Analiz | İsrail'in suikast siyaseti çatışmayı kazanıp savaşı kaybetmenin en büyük örneği

Analiz | İsrail'in suikast siyaseti çatışmayı kazanıp savaşı kaybetmenin en büyük örneği

"İsmail Heniye'den İmad Muğniye'ye, İsrail'in suikast siyaseti çatışmayı kazanıp savaşı kaybetmenin en büyük örneği."

Emad Moussa | The New Arab | Tercüme: Mepa News

İsrail'in 31 Temmuz'da Hamas'ın siyasi lideri İsmail Heniye'yi Tahran'da ve Hizbullah'ın en üst düzey askeri yetkililerinden Fuad Şükür'ü Beyrut'ta çifte suikastla öldürmesi tüm dünyada şok etkisi yarattı.

Kontrolden çıkarak bölgesel bir savaşa dönüşebilecek büyük bir tırmanış; İsrail, Gazze'de kitlesel vahşete imza atarken, 24 saat içinde iki ülkeye saldırarak öfkesini kustu.

Ancak bu yeni bir şey değil.

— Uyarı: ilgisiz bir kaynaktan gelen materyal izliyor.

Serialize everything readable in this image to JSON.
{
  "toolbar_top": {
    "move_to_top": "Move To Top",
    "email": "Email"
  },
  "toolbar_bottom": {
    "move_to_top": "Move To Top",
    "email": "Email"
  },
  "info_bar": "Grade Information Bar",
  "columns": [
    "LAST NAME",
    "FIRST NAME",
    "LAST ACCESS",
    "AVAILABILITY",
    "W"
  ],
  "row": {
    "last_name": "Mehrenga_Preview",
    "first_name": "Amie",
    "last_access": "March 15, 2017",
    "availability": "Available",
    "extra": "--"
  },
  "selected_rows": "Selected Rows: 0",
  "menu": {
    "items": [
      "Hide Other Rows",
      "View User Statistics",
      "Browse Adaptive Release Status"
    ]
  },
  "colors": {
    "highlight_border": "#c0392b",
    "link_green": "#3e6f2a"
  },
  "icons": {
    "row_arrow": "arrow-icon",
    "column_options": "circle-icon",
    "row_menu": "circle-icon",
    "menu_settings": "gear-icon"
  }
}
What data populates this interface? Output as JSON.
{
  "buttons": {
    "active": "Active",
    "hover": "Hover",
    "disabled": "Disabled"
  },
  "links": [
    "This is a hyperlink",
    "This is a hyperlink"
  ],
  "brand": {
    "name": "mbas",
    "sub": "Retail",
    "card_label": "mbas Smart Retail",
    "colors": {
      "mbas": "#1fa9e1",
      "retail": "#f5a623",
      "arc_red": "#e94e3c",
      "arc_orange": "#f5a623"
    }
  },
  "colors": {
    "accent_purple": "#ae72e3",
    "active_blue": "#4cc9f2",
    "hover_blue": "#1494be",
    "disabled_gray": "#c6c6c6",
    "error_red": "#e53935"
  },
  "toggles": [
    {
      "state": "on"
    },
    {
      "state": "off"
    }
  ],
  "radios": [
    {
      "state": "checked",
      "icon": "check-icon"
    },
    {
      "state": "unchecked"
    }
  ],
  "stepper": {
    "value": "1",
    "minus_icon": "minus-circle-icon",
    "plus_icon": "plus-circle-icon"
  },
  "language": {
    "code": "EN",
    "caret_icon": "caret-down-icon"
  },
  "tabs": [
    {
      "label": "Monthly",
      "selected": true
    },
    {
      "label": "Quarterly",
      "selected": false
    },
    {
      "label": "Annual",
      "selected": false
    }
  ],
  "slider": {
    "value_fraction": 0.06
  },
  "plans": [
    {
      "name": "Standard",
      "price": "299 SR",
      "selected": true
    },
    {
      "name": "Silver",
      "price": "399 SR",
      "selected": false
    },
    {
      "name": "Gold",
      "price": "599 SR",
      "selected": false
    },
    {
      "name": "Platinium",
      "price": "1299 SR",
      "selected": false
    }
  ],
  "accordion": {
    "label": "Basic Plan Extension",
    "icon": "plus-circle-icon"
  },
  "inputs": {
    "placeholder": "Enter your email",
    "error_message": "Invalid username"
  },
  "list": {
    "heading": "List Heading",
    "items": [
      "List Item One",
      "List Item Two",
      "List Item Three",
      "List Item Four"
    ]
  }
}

Aslında İsmail Heniye, İsrail'in uzun suikastlar tarihinin sadece sonuncusu.

Temmuz 2002'de, İkinci İntifada'nın en şiddetli döneminde, bir İsrail F-16'sı Gazze Şehri'ndeki Derrac mahallesine bir tonluk bomba attı.

Hedef Hamas'ın askeri kanadı El Kassam Tugayları'nın lideri Salah Şehade'ydi. Bütün bir yerleşim bloğu yerle bir olurken, Şehade ve ailesinin yanı sıra aralarında yedi çocuğun da bulunduğu 15 kişi daha hayatını kaybetti.

Bu acımasız baskını Hamas'ın siyasi ve askeri yetkililerine yönelik suikast dalgası izledi ve 22 Mart 2004'te hareketin ruhani lideri Şeyh Ahmed Yasin'in öldürülmesiyle doruğa ulaştı.

Namazdan sonra Gazze'deki bir camiden çıkarılırken bir Apaçi helikopteri ona Hellfire füzesi fırlattı. 67 yaşındaki lider ve ibadet için camide bulunan diğer dokuz kişi öldü.

Bir ay sonra İsrail Hamas'ın üst düzey yetkilisi Dr. Abdülaziz Rantisi'ye suikast düzenledi. Ve çemberi tamamlamak için İsrail 2012 yılında Hamas Komutanı Ahmed Cabiri’yi öldürdü.

Ahmed Cabiri, Kassam Tugayları'nın lideri ve İsrail'in yirmi yıldır en çok aradığı kişi olan Muhammed Deyf'in sağ koluydu. Deyf birçok suikast girişiminden kurtulmuş ve 2014 yılında bunlardan birinde eşini ve çocuklarını kaybetmişti.

İsrail'in Temmuz ayı başında Gazze'nin güneyindeki El Mevasi'de gerçekleştirdiği iddia edilen suikast girişimi de korkunç bir katliamla sonuçlandı.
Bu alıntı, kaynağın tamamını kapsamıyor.